Cet article constitue la deuxième partie de la préparation au concert du Requiem de Ligeti et de la Symphonie n° 4 de Bruckner, dans le cadre du projet AVANT CONCERT 2025-2026.
Pour découvrir la conférence dans son intégralité, je vous invite à consulter la page Concert 3 : Ligeti / Brukner

Le saviez-vous ? Le Livre Guinness des records 2007 a classé le cor d’harmonie parmi les deux instruments les plus difficiles à jouer, l’autre étant le hautbois.

Il est difficile de trouver quelqu’un qui n’ait jamais entendu le son du cor français, mais pour en être sûr, commençons par la musique.

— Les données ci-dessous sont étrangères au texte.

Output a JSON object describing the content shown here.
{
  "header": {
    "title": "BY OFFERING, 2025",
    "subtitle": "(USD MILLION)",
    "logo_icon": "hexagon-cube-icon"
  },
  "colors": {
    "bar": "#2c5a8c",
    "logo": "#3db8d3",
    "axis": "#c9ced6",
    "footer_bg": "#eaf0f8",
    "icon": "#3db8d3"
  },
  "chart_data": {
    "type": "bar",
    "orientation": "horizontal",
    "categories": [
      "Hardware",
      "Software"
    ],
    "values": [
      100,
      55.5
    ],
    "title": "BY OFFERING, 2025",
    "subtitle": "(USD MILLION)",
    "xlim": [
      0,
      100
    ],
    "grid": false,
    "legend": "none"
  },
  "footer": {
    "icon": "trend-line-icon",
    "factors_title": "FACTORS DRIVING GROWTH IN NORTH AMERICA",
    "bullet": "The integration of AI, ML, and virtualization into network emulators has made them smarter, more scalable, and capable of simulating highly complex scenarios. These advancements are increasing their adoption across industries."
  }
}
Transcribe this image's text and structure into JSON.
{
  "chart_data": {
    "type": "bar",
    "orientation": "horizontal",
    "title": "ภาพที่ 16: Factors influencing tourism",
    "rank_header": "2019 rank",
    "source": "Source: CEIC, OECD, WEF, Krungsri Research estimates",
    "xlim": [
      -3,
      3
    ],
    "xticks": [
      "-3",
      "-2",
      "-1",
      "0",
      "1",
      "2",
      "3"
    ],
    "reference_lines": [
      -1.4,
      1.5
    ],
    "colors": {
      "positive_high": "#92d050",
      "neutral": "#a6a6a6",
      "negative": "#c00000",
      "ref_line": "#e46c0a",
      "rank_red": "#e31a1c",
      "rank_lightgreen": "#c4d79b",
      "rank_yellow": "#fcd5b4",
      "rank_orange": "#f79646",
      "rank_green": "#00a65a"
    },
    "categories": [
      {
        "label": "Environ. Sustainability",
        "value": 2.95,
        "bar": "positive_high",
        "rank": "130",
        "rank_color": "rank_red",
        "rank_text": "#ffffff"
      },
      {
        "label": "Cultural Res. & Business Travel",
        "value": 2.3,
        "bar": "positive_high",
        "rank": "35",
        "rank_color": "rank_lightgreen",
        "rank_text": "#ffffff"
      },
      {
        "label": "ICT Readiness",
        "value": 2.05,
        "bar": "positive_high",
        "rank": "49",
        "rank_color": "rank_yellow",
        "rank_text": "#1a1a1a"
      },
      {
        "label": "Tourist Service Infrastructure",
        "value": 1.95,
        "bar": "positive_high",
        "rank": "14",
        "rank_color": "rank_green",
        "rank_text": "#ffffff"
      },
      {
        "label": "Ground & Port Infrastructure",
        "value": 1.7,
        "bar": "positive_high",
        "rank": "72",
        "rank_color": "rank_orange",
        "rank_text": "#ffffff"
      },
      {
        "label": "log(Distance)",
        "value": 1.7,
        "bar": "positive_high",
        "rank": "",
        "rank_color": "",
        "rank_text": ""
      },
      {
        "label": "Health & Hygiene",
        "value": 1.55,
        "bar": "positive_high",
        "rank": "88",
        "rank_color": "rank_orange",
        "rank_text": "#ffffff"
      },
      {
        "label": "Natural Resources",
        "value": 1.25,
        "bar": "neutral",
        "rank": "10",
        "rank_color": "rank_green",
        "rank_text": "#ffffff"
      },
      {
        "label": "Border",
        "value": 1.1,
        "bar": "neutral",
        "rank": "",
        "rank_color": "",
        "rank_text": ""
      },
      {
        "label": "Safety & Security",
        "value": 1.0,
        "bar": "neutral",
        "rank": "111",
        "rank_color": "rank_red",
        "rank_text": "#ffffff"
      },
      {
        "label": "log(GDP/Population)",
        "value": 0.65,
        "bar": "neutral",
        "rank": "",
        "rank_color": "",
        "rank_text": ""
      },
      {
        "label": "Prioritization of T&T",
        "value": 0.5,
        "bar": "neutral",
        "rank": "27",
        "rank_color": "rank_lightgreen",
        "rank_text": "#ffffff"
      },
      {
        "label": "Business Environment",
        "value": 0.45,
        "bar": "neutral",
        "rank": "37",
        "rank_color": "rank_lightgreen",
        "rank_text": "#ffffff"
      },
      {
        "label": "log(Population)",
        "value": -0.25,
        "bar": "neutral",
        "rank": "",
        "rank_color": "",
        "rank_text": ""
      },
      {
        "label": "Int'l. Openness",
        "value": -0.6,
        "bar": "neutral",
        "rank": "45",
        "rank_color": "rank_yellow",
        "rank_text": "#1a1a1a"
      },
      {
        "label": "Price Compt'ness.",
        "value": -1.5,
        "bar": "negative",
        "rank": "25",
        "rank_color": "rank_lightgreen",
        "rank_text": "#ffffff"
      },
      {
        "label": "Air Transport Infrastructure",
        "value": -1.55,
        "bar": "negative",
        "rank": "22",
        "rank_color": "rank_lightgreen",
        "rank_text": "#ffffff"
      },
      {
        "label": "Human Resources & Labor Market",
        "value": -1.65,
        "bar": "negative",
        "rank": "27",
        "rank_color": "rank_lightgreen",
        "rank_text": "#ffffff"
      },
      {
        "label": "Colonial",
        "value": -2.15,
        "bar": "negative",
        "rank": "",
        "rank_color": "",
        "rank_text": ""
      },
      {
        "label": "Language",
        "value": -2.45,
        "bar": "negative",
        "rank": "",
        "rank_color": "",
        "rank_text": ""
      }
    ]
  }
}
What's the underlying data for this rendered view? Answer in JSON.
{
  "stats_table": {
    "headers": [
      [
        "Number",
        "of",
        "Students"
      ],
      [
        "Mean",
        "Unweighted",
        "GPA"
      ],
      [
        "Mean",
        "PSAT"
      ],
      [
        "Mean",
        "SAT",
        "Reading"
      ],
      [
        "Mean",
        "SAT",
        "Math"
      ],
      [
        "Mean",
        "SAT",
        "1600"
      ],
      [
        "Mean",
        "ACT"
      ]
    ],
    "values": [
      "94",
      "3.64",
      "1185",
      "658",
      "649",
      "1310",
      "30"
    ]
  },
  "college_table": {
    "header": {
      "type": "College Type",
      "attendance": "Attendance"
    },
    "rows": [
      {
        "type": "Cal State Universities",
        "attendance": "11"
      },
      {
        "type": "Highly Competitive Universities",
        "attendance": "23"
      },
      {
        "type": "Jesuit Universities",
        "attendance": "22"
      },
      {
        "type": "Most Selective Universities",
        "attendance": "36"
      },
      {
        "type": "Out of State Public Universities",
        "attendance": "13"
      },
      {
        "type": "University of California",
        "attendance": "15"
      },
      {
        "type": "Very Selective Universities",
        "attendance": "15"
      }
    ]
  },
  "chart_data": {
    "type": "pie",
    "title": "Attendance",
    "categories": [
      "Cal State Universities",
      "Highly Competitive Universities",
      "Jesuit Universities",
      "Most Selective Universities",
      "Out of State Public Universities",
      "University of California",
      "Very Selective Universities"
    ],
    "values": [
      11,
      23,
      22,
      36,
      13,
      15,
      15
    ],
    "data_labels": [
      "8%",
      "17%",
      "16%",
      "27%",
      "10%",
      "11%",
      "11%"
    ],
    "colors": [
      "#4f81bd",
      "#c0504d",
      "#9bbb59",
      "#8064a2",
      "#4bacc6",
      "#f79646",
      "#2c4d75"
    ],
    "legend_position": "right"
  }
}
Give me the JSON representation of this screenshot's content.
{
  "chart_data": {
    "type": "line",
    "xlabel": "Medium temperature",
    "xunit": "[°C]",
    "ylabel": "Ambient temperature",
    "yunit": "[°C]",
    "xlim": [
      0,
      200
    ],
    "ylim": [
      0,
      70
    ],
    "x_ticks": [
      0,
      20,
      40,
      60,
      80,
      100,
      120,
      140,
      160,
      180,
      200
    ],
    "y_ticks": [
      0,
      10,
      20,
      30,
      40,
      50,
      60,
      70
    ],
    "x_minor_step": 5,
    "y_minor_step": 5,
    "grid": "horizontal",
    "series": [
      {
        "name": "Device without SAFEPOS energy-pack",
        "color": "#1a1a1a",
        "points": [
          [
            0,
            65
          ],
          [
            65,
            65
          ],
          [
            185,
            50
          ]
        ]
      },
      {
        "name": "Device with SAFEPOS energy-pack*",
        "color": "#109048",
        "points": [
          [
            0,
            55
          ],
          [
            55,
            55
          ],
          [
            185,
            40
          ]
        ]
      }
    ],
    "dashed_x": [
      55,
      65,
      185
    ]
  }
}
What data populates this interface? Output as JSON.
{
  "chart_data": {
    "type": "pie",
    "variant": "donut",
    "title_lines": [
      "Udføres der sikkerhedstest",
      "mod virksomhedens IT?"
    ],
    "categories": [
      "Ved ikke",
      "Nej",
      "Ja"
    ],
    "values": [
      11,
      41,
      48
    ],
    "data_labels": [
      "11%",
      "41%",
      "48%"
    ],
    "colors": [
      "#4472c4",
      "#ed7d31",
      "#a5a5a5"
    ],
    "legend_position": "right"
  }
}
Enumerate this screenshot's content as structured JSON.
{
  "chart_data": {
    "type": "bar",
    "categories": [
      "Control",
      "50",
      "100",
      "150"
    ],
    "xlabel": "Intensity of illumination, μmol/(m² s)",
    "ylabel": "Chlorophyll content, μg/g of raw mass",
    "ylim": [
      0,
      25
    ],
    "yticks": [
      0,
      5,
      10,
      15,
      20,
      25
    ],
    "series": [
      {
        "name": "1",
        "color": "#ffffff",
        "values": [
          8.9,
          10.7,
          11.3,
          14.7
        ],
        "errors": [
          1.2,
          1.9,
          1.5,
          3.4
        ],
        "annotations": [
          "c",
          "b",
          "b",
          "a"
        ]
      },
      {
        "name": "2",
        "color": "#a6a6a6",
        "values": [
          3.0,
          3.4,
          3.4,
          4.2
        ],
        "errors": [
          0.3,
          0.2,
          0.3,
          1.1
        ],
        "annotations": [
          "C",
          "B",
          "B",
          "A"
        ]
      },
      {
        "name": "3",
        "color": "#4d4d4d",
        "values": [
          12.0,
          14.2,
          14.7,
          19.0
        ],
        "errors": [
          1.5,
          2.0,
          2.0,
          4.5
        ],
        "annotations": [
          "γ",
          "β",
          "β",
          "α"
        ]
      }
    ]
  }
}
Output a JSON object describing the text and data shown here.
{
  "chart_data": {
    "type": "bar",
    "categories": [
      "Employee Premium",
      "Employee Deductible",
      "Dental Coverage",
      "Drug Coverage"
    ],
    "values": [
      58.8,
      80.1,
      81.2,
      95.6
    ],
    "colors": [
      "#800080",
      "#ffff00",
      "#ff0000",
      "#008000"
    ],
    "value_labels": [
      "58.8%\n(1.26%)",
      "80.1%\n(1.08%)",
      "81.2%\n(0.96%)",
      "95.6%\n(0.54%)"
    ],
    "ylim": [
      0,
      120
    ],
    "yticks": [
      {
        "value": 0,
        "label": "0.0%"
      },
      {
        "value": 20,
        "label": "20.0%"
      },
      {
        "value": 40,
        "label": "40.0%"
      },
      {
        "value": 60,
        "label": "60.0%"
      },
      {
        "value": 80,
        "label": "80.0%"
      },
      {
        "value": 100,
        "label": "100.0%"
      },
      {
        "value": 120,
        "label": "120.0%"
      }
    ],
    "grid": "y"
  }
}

Le cor, instrument de musique, a évolué de la corne de vache à l’instrument métallique, fabriqué en laiton (un alliage de cuivre et de zinc), en nickel‑argent, ou même en argent massif pour les modèles haut de gamme, afin d’obtenir des nuances sonores spécifiques. C’est en France, vers 1700, qu’à partir du cor de chasse a été créé le cor d’orchestre, qui a rapidement trouvé sa place dans les orchestres italiens, allemands et anglais.

Du cor naturel du XVIIIᵉ siècle au cor d’harmonie moderne

Il me paraît important d’évoquer brièvement l’évolution mécanique de cet instrument afin de mieux comprendre ses particularités actuelles.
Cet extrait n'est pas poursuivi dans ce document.